Charles Soule is a New York based comics writer and musician. He is best known in comics as the creator of Strongman, 27, Letter 44 and Strange Attractors. He currently writes Superman/Wonder Woman, Swamp Thing and Red Lanterns and for DC comics and Thunderbolts and She-Hulk for Marvel.
What made you decide to work in the medium of comics?
Much like many (even most) comics creators, I’ve loved the medium since I was very young. Some of the first stories I ever read were comics. I’ve always loved writing, and commenced the idea of doing it as a career by writing a few novels. That was a phenomenal experience, and gave me a great deal of discipline as a writer, but it was also a bit solitary and frustrating. When those novels did not immediately catapult me into the upper echelons of the literary world, I turned to comics because of the shorter turnaround time and collaborative aspects. I began with a few shorts, and then as I gained confidence and understanding, longer works. My first publication deal happened in late 2007, and it’s been onwards and (hopefully) upwards from there.
What part of the process is the most challenging or frustrating to you?
I’m having a hard time answering this one, because for the most part, I have truly enjoyed almost all aspects of the comics-creation process. I suppose I don’t like it when writer and artist are totally out of sync, or can’t come together to discuss or compromise. That doesn’t happen very often, but it’s always a drag when it does. Part of the joy of making comics is kicking an idea back and forth between the various creators involved to make something better than any of them could have done alone (again, hopefully). If you can’t get there, then a lot of the point is lost, to my mind. No one’s idea is so perfect that it can’t be improved.
If you could give one piece of advice to an aspiring comics creator, what would that be?

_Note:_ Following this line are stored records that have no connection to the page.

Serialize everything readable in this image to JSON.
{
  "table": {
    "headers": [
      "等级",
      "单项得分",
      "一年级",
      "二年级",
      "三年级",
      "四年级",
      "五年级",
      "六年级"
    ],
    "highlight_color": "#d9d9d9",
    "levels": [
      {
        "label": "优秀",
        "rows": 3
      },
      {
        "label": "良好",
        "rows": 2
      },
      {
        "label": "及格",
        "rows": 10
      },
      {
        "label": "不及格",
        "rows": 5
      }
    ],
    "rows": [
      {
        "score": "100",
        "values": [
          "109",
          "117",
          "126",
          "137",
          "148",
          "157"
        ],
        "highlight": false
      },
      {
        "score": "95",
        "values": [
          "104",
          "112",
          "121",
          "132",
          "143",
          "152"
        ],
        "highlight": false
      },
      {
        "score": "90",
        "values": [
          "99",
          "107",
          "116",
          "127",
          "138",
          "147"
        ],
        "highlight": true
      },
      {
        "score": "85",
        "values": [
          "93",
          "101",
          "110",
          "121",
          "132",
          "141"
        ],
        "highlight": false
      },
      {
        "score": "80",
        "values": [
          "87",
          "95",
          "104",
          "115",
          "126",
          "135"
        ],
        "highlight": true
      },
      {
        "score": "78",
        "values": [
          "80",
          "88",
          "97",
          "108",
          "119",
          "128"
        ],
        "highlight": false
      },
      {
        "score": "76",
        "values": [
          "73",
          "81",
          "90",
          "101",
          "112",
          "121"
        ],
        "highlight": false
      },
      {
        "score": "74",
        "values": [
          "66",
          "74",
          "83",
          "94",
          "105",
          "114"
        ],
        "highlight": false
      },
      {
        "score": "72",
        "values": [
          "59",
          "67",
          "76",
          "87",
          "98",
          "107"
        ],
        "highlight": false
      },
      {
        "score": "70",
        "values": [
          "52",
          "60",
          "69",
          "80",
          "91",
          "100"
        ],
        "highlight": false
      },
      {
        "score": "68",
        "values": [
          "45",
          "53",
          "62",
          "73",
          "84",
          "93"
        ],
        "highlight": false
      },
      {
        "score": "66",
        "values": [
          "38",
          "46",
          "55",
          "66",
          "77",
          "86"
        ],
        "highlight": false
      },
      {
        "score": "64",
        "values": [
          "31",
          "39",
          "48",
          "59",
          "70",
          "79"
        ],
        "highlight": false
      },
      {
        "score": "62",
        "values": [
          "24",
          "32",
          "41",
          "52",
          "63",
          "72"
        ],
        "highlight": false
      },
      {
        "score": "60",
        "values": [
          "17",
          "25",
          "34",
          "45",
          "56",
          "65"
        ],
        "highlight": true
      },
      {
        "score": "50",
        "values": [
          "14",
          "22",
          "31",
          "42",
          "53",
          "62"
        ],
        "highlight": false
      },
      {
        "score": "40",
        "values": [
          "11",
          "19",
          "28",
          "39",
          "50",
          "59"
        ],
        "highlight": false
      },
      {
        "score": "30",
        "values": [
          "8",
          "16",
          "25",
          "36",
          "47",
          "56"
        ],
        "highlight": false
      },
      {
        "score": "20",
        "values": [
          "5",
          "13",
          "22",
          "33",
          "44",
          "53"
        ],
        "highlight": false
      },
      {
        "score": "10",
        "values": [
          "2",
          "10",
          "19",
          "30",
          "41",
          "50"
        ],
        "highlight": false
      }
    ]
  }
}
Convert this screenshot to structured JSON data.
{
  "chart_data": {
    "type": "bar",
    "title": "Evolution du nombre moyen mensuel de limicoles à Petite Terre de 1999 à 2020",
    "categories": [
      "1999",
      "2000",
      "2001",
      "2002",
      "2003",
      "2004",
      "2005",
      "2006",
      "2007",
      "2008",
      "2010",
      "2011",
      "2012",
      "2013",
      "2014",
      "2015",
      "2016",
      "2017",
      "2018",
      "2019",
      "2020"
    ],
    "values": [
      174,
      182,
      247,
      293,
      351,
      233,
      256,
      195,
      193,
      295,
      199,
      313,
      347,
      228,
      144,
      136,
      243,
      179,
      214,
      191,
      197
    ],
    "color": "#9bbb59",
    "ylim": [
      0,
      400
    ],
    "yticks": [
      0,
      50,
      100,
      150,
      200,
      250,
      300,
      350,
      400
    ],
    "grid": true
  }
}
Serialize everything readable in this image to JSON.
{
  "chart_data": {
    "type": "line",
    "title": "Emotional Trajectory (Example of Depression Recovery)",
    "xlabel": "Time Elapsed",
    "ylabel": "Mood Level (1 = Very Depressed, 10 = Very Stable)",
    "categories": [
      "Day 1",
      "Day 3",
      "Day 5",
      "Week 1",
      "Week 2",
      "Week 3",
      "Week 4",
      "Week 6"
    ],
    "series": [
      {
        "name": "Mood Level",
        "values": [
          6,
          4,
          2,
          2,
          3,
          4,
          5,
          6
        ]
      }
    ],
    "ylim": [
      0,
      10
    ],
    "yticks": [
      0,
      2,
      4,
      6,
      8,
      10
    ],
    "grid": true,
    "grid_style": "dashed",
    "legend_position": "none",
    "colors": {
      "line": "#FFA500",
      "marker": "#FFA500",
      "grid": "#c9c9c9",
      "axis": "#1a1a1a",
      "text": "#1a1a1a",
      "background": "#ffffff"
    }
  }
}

I have two pieces of advice – first, never stop working on your craft – write, draw, color, letter even if you know what you’re working on at that moment will never see the light of day. It’s all valuable – you can’t ever overhone your skills. And second, don’t rush things. You don’t get to write Batman (or whatever your top tier goal may be) right away. Don’t bring your stuff out until it’s ready – and “ready” is very simple to define, to my mind: ready = “at least as good as whatever other stuff is being published for the audience you want to reach.” And again, don’t stop. It’s a long road, but it’s so rewarding.